Perplexity Comet hurtling toward Amazon ban

Perplexity Comet hurtling toward Amazon ban

Summary

A US court has granted Amazon a preliminary injunction that would bar Perplexity’s AI browser Comet from accessing Amazon’s website. The injunction is administratively stayed for seven days to allow Perplexity to appeal. The judge found Amazon likely to succeed on claims that Comet accessed password‑protected Amazon accounts without Amazon’s authorisation and that Perplexity disguised its automated browser to appear as a normal customer. If the injunction stands, Perplexity must stop Comet’s access to Amazon’s protected systems and destroy data obtained via those accesses.

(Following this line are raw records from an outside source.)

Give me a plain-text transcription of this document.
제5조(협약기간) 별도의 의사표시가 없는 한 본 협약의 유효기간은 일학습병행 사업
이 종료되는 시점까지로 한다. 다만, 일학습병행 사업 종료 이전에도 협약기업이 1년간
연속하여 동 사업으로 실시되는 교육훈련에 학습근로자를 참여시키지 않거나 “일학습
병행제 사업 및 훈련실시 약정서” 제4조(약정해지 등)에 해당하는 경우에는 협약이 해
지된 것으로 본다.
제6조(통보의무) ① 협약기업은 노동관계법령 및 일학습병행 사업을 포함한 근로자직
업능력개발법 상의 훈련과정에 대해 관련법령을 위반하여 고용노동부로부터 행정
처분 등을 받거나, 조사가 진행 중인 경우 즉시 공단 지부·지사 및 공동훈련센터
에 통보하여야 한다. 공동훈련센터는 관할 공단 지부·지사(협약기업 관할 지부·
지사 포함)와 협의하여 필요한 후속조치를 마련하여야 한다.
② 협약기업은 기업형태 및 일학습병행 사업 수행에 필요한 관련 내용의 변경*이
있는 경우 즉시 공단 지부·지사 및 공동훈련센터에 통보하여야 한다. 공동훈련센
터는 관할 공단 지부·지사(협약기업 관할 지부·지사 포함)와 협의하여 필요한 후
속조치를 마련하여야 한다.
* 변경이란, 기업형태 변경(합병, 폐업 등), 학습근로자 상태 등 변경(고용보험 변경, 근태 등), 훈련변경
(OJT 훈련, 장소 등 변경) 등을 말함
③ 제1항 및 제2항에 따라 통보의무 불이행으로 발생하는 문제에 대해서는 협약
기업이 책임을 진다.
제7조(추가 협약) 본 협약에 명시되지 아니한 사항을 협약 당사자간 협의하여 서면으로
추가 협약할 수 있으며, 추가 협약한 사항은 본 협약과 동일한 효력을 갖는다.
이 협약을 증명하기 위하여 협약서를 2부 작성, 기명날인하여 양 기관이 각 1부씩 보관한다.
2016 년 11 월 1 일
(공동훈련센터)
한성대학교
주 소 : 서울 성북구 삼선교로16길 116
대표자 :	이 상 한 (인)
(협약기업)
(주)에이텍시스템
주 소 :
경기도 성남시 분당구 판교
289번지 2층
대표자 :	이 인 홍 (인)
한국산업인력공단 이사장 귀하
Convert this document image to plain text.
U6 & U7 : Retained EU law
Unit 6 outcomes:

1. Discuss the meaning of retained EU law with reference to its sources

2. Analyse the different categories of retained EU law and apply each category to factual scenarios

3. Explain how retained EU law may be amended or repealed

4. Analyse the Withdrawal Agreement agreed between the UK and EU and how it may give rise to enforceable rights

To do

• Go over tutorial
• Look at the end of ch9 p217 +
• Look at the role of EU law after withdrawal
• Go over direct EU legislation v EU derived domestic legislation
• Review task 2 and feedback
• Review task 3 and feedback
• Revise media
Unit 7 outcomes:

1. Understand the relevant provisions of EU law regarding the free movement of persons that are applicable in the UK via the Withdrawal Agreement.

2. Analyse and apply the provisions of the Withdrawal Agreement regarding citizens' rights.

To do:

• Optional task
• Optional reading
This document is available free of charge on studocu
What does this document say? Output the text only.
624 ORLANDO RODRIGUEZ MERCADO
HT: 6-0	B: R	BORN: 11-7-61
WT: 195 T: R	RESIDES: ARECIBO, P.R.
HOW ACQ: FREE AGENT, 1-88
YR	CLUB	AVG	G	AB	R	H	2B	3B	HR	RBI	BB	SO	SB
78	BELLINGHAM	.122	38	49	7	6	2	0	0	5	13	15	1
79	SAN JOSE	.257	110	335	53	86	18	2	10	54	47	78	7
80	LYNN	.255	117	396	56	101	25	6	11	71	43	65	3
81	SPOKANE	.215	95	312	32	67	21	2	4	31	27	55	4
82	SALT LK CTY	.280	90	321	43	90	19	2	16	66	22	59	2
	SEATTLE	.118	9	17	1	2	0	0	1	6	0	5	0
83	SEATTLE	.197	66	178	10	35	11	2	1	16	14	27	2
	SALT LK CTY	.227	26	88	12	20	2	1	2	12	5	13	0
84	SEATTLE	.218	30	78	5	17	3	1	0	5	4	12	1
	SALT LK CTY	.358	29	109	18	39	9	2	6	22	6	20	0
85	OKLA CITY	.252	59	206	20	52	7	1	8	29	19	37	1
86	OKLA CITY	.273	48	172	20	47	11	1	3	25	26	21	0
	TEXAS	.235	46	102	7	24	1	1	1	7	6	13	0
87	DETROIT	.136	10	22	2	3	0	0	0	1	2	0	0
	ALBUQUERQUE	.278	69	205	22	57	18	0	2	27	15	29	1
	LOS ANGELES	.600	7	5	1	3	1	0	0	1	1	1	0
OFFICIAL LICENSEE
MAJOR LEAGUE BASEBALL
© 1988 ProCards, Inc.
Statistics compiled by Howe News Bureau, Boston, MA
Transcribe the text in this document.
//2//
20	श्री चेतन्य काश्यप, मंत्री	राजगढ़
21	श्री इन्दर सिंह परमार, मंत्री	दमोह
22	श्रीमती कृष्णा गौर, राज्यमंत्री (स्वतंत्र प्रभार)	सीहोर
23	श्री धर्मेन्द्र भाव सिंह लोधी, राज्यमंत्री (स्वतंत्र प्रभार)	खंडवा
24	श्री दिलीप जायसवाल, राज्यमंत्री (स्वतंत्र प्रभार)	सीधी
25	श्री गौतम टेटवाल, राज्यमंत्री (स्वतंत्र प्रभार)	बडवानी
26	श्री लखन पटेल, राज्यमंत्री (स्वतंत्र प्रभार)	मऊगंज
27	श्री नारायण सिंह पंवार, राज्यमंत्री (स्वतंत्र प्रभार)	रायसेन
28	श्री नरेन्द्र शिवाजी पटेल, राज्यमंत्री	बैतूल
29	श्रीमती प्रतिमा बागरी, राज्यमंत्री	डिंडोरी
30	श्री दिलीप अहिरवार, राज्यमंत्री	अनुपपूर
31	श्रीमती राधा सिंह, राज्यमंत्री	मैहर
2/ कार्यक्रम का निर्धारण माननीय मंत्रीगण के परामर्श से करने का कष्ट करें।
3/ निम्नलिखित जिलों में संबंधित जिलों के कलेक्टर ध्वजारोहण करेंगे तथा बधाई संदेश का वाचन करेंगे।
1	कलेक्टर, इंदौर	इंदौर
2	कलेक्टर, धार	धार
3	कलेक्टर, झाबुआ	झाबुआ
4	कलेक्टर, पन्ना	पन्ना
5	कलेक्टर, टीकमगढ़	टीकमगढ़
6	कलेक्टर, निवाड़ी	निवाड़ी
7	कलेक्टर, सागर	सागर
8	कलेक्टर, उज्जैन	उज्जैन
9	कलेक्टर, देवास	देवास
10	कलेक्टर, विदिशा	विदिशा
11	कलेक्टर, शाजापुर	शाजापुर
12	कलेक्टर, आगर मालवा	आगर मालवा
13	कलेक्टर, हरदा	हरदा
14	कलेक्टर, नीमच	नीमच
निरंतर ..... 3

Perplexity insists its agents act like user‑hired assistants; the ruling signals tighter legal limits on automated shopping agents.

Key Points

  • The court issued a preliminary injunction preventing Perplexity’s Comet from accessing Amazon’s site, but delayed enforcement for seven days to allow an appeal.
  • The judge concluded Amazon is likely to prevail on federal and state computer fraud claims, finding Comet accessed users’ password‑protected accounts without Amazon’s authorisation.
  • If upheld, the injunction would require Perplexity to cease access and destroy data gathered from Amazon accounts.
  • Amazon alleges Perplexity disguised its automated browser to look like a standard Chrome user and required customers to expose credentials, creating security risks.
  • Perplexity argues AI agents are equivalent to human assistants or employees; the ruling illustrates the legal friction facing the ‘agent economy’ and shopping bots.

Content Summary

The court found strong evidence that Perplexity’s Comet, acting on users’ requests, accessed Amazon accounts without Amazon’s authorisation and transmitted private account information to Perplexity’s servers. Amazon had argued Perplexity ignored cease‑and‑desist demands and degraded customer security by having users give credentials to a browser with documented vulnerabilities. Perplexity maintains users should be able to choose AI assistants. The judge sided with Amazon on the likelihood of success and irreparable harm; the temporary stay gives Perplexity a short window to seek appellate relief.

Context and Relevance

This case is a pivotal test of whether AI agents can legally act on users’ behalf to interact with commercial websites. It affects platform security, terms‑of‑service enforcement and how developers design agents that log into third‑party sites. Platforms are already tightening rules (for example, eBay moved to ban shopping bots earlier this year), and this ruling could accelerate similar policies and litigation across the industry.

Why should I read this?

Short version: if you build, use or rely on AI agents, shopping bots or automated website logins, this could change the game. Lawsuits like this may force new agreements, block certain agent behaviours, and make handing credentials to experimental browsers a legal and security headache. Read it so you know whether your tech or business model needs a rethink — or whether you should stop letting beta agents log in to your accounts.

Author style

Punchy: this isn’t a tiny procedural tiff — it’s a legal reality check for the whole “AI does my shopping” dream. If you work on agentic AI, platform policy or e‑commerce tech, the details here are essential; if not, consider this a useful heads‑up we’ve already read so you don’t have to.